Miraculous Multiplications
Two Gislanders promised, three paintings discovered – and a new trail leading towards the Faroese coast.
The Promised Pair
“We got a mail for you,” Anna Maria from Listasavn said when I came into the office that morning. “Teitur wrote. He’s a local collector.”
“He says he has two Gislanders.”
The lecture and outreach campaign we had started the week before appeared to be working. The iron was hot, and I called Teitur immediately.
“It’s a bit tricky these days with my schedule,” he said, “but can you come … now?”
Ten minutes later, I got off my bike at an address in central Tórshavn. Teitur had made some room between meetings to show me his two Gislanders.
Harsh Weather
As we climbed to the first floor, Teitur explained that he had begun buying Faroese paintings early on. The apartment we entered had a period atmosphere – 1960s or 1970s, I guessed. Antique furniture decorated the rooms.
On the wall over the sofa, I spotted the first Gislander.
“Looks like another view he painted on the western coast of Streymoy,” I said.
I knew of different versions in which Gislander had painted agitated seascapes west of Kirkjubønes (see no. 15 in the Search List and the painting acquired by the Danish Parliament in 1924).
In this one, Gislander had rendered the water in remarkable colours. Shades of turquoise and aquamarine shimmer beneath windblown crests. Above, sunlight slips past the merlons of a wall of clouds, its underside glowing as if lit by a furnace blazing beyond the horizon.
A flight of guillemots seems to flee the infernal scene, towards a promontory that invades the background, looming like the head of a sperm whale breaking into the agitated sea.
“Can I see the back and measure the frame?” I asked Teitur.
He took the painting down, placing it carefully on the sofa.
Handwritten notes ran all around the back of the frame.
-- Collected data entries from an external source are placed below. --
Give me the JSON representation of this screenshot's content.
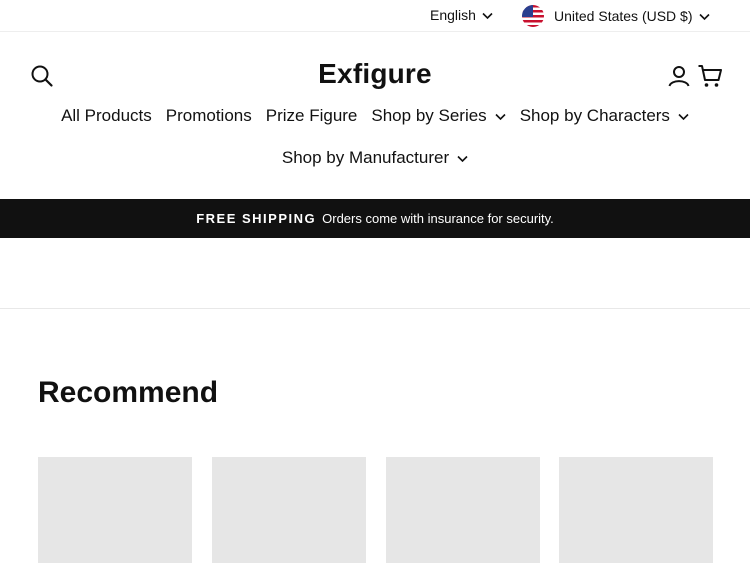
{
  "topbar": {
    "language": "English",
    "currency": "United States (USD $)",
    "flag_icon": "us-flag-icon"
  },
  "header": {
    "logo": "Exfigure",
    "icons": [
      "search-icon",
      "account-icon",
      "cart-icon"
    ]
  },
  "nav": {
    "row1": [
      {
        "label": "All Products",
        "has_dropdown": false
      },
      {
        "label": "Promotions",
        "has_dropdown": false
      },
      {
        "label": "Prize Figure",
        "has_dropdown": false
      },
      {
        "label": "Shop by Series",
        "has_dropdown": true
      },
      {
        "label": "Shop by Characters",
        "has_dropdown": true
      }
    ],
    "row2": [
      {
        "label": "Shop by Manufacturer",
        "has_dropdown": true
      }
    ]
  },
  "promo": {
    "strong": "FREE SHIPPING",
    "text": "Orders come with insurance for security."
  },
  "recommend": {
    "title": "Recommend",
    "placeholder_count": 4
  },
  "colors": {
    "promo_bg": "#111111",
    "placeholder": "#e6e6e6",
    "text": "#111111"
  }
}
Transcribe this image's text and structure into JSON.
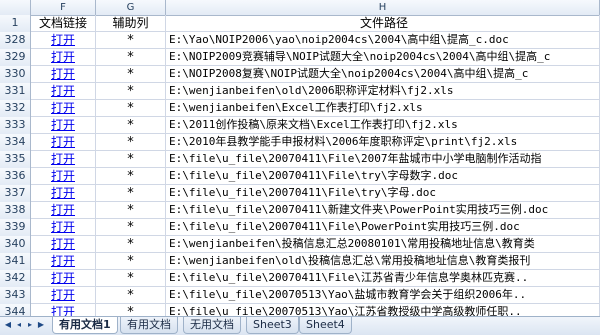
{
  "columns": {
    "rowhdr": "",
    "F": "F",
    "G": "G",
    "H": "H"
  },
  "header": {
    "row_num": "1",
    "F": "文档链接",
    "G": "辅助列",
    "H": "文件路径"
  },
  "rows": [
    {
      "num": "328",
      "link": "打开",
      "mark": "*",
      "path": "E:\\Yao\\NOIP2006\\yao\\noip2004cs\\2004\\高中组\\提高_c.doc"
    },
    {
      "num": "329",
      "link": "打开",
      "mark": "*",
      "path": "E:\\NOIP2009竞赛辅导\\NOIP试题大全\\noip2004cs\\2004\\高中组\\提高_c"
    },
    {
      "num": "330",
      "link": "打开",
      "mark": "*",
      "path": "E:\\NOIP2008复赛\\NOIP试题大全\\noip2004cs\\2004\\高中组\\提高_c"
    },
    {
      "num": "331",
      "link": "打开",
      "mark": "*",
      "path": "E:\\wenjianbeifen\\old\\2006职称评定材料\\fj2.xls"
    },
    {
      "num": "332",
      "link": "打开",
      "mark": "*",
      "path": "E:\\wenjianbeifen\\Excel工作表打印\\fj2.xls"
    },
    {
      "num": "333",
      "link": "打开",
      "mark": "*",
      "path": "E:\\2011创作投稿\\原来文档\\Excel工作表打印\\fj2.xls"
    },
    {
      "num": "334",
      "link": "打开",
      "mark": "*",
      "path": "E:\\2010年县教学能手申报材料\\2006年度职称评定\\print\\fj2.xls"
    },
    {
      "num": "335",
      "link": "打开",
      "mark": "*",
      "path": "E:\\file\\u_file\\20070411\\File\\2007年盐城市中小学电脑制作活动指"
    },
    {
      "num": "336",
      "link": "打开",
      "mark": "*",
      "path": "E:\\file\\u_file\\20070411\\File\\try\\字母数字.doc"
    },
    {
      "num": "337",
      "link": "打开",
      "mark": "*",
      "path": "E:\\file\\u_file\\20070411\\File\\try\\字母.doc"
    },
    {
      "num": "338",
      "link": "打开",
      "mark": "*",
      "path": "E:\\file\\u_file\\20070411\\新建文件夹\\PowerPoint实用技巧三例.doc"
    },
    {
      "num": "339",
      "link": "打开",
      "mark": "*",
      "path": "E:\\file\\u_file\\20070411\\File\\PowerPoint实用技巧三例.doc"
    },
    {
      "num": "340",
      "link": "打开",
      "mark": "*",
      "path": "E:\\wenjianbeifen\\投稿信息汇总20080101\\常用投稿地址信息\\教育类"
    },
    {
      "num": "341",
      "link": "打开",
      "mark": "*",
      "path": "E:\\wenjianbeifen\\old\\投稿信息汇总\\常用投稿地址信息\\教育类报刊"
    },
    {
      "num": "342",
      "link": "打开",
      "mark": "*",
      "path": "E:\\file\\u_file\\20070411\\File\\江苏省青少年信息学奥林匹克赛.."
    },
    {
      "num": "343",
      "link": "打开",
      "mark": "*",
      "path": "E:\\file\\u_file\\20070513\\Yao\\盐城市教育学会关于组织2006年.."
    },
    {
      "num": "344",
      "link": "打开",
      "mark": "*",
      "path": "E:\\file\\u_file\\20070513\\Yao\\江苏省教授级中学高级教师任职.."
    }
  ],
  "tabs": [
    "有用文档1",
    "有用文档",
    "无用文档",
    "Sheet3",
    "Sheet4"
  ],
  "active_tab": "有用文档1",
  "colors": {
    "header_bg": "#e3ebf5",
    "link": "#0000ee",
    "grid": "#d0d7e5"
  }
}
At the bottom, one seemed to preserve the original title: “Harsh Weather (from the West Coast of Streymoy, Faroe Islands – In the background: Dalsnypen / Dalsnýpa)”.1
The title named the promontory visible in the background – the ridge around Dalsnýpa, which Gislander had also painted from different angles, as I had learned.
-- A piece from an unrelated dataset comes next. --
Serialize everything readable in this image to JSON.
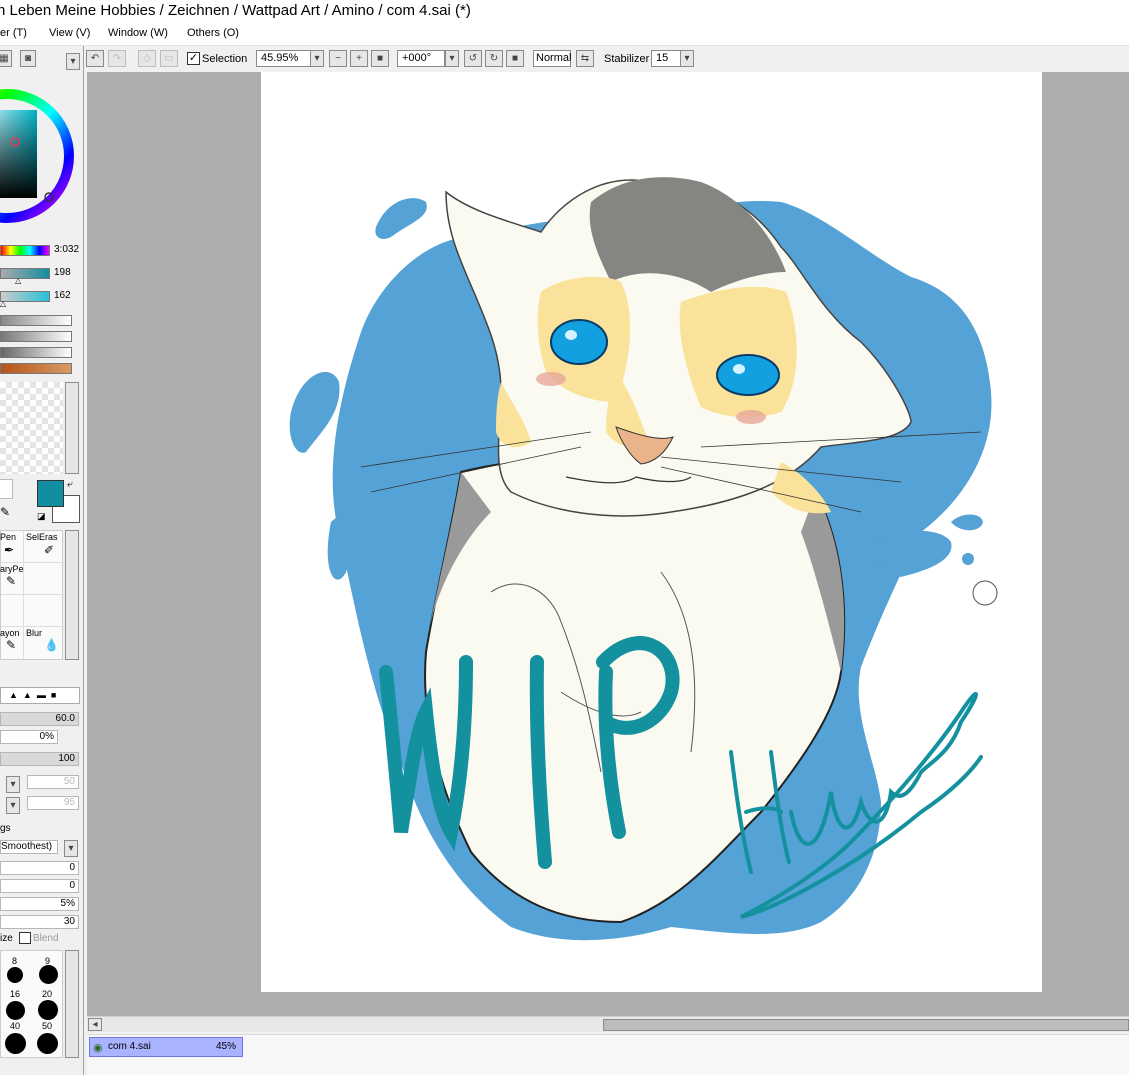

A provenance chain unrolled all around the title, continuing to the top part of the frame. The dates spanned almost one century. Yet it was the bottom corners that caught our attention. To the right: “To my wife / 20 November 1928”. On the left: “From my beloved husband Oliver Effersø to my birthday 20–11–28.”
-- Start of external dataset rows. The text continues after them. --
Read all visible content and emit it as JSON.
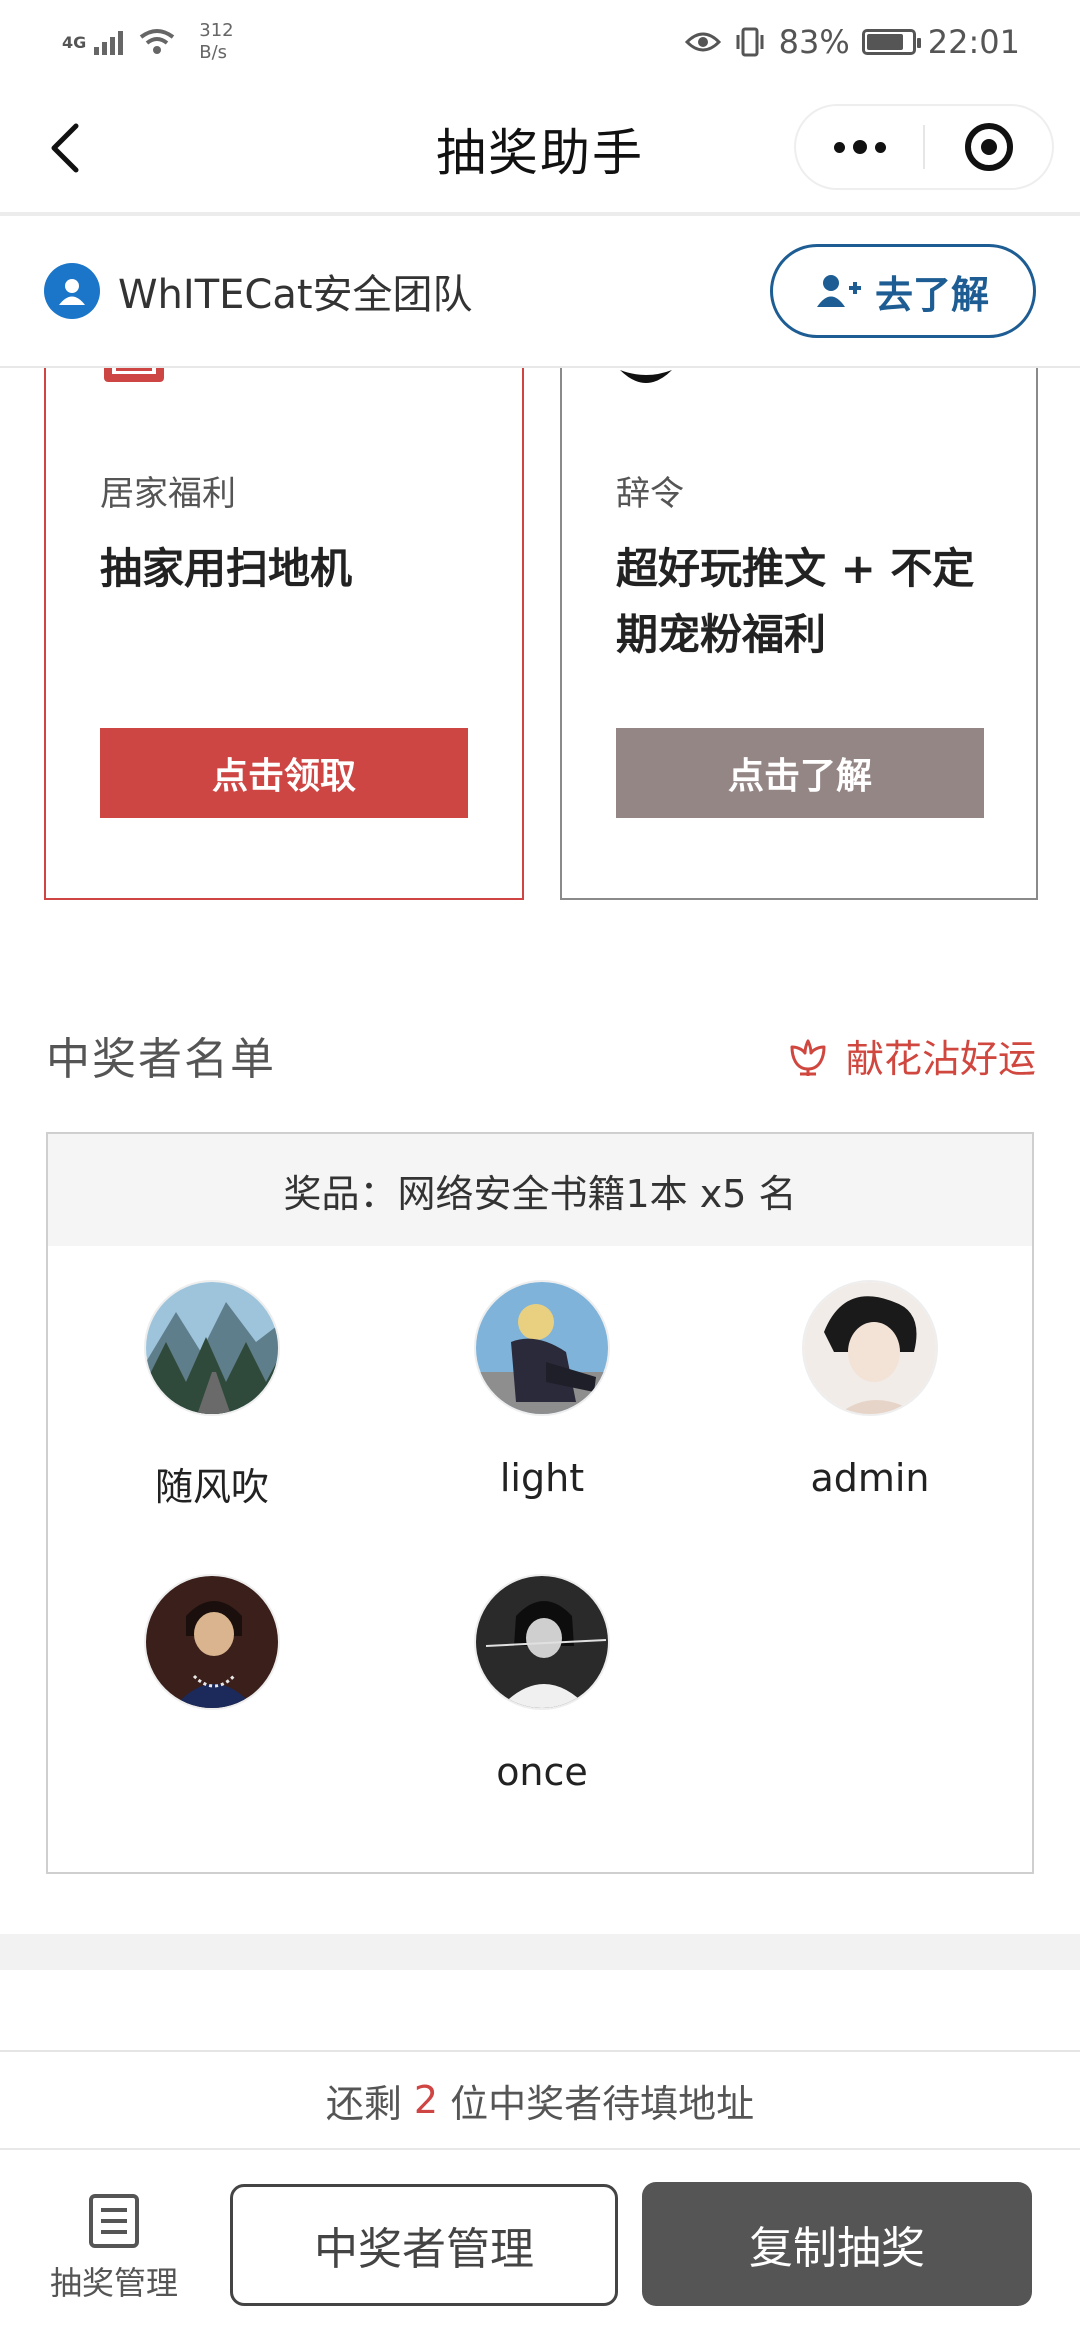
{
  "status_bar": {
    "network": "4G",
    "speed_value": "312",
    "speed_unit": "B/s",
    "battery_percent": "83%",
    "battery_level": 0.83,
    "time": "22:01"
  },
  "nav": {
    "title": "抽奖助手"
  },
  "sponsor": {
    "name": "WhITECat安全团队",
    "button_label": "去了解"
  },
  "cards": [
    {
      "category": "居家福利",
      "title": "抽家用扫地机",
      "button_label": "点击领取"
    },
    {
      "category": "辞令",
      "title": "超好玩推文 + 不定期宠粉福利",
      "button_label": "点击了解"
    }
  ],
  "winners_section": {
    "title": "中奖者名单",
    "flower_label": "献花沾好运",
    "prize": "奖品：网络安全书籍1本 x5 名",
    "winners": [
      {
        "name": "随风吹"
      },
      {
        "name": "light"
      },
      {
        "name": "admin"
      },
      {
        "name": ""
      },
      {
        "name": "once"
      }
    ]
  },
  "remaining": {
    "prefix": "还剩",
    "count": "2",
    "suffix": "位中奖者待填地址"
  },
  "bottom_bar": {
    "manage_label": "抽奖管理",
    "winner_manage_label": "中奖者管理",
    "copy_label": "复制抽奖"
  },
  "colors": {
    "accent_red": "#cd4644",
    "sponsor_blue": "#1d5d93",
    "muted_button": "#958686",
    "dark_button": "#555555"
  }
}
“That’s the brother of Rasmus, the politician!” Teitur said. “You’ve seen his statue down at the parliament, right?”
Mezzanine
“Shall we go and see the other one?” Teitur asked once I had closed my notebook and finished taking photographs.
On the floor above, he had said, was waiting the second Gislander.
Halfway up the stairs, I stopped.
“You know you have a third Gislander?” I asked.
Teitur turned around. I pointed to a portrait hanging above our heads.
I had seen reproductions of this painting before – in newspapers from 1924 and in auction records. In interviews I had read, Gislander repeatedly referred to a single portrait he had painted on the islands – depicting ‘the old teacher Abrahamsen from Mykines’.
Until then, that trail had been tantalisingly incomplete. It ended in a 2021 auction record. Privacy regulations had brought the search to a halt.
By sheer accident, I now found myself face to face with the elusive portrait in a Tórshavn stairwell.
We leaned towards its lower-right corner. On the darkened surface, only a few letters of the painter’s signature were visible. In stronger light, however, the full name emerged: William Gislander.
By the time we reached the next painting, the arithmetic had already changed.
The Gislander waiting upstairs was now the third of the afternoon. Looser and more rapidly executed, it surrendered its story less readily than the other two. It depicted a sea view with bird cliffs – painted from a place still to be identified.
Somewhere beyond the apartment walls, another stretch of the Faroese coast was waiting to be found.

References
Original line in Danish: “William Gislander: Haardt Vejr / fra Vestkysten av Strømø, Færøerne – I Baggrunden: Dalsnypen, Dalsnýpa”.
The modern name Dalsnípa refers to a 341-metre-high peak as seen in the painting, with a steep drop on its far side (not to be confused with a place of the same name on Sándoy, which Darwin described as famous for minerals).
On Dalsnípa and the various renderings of the name, see Eivind Weyhe, Fjallanøvn í Føroyum, Tórshavn 2020, p. 49.
I am grateful to Jens Dam Ziska for his support in identifying the place names.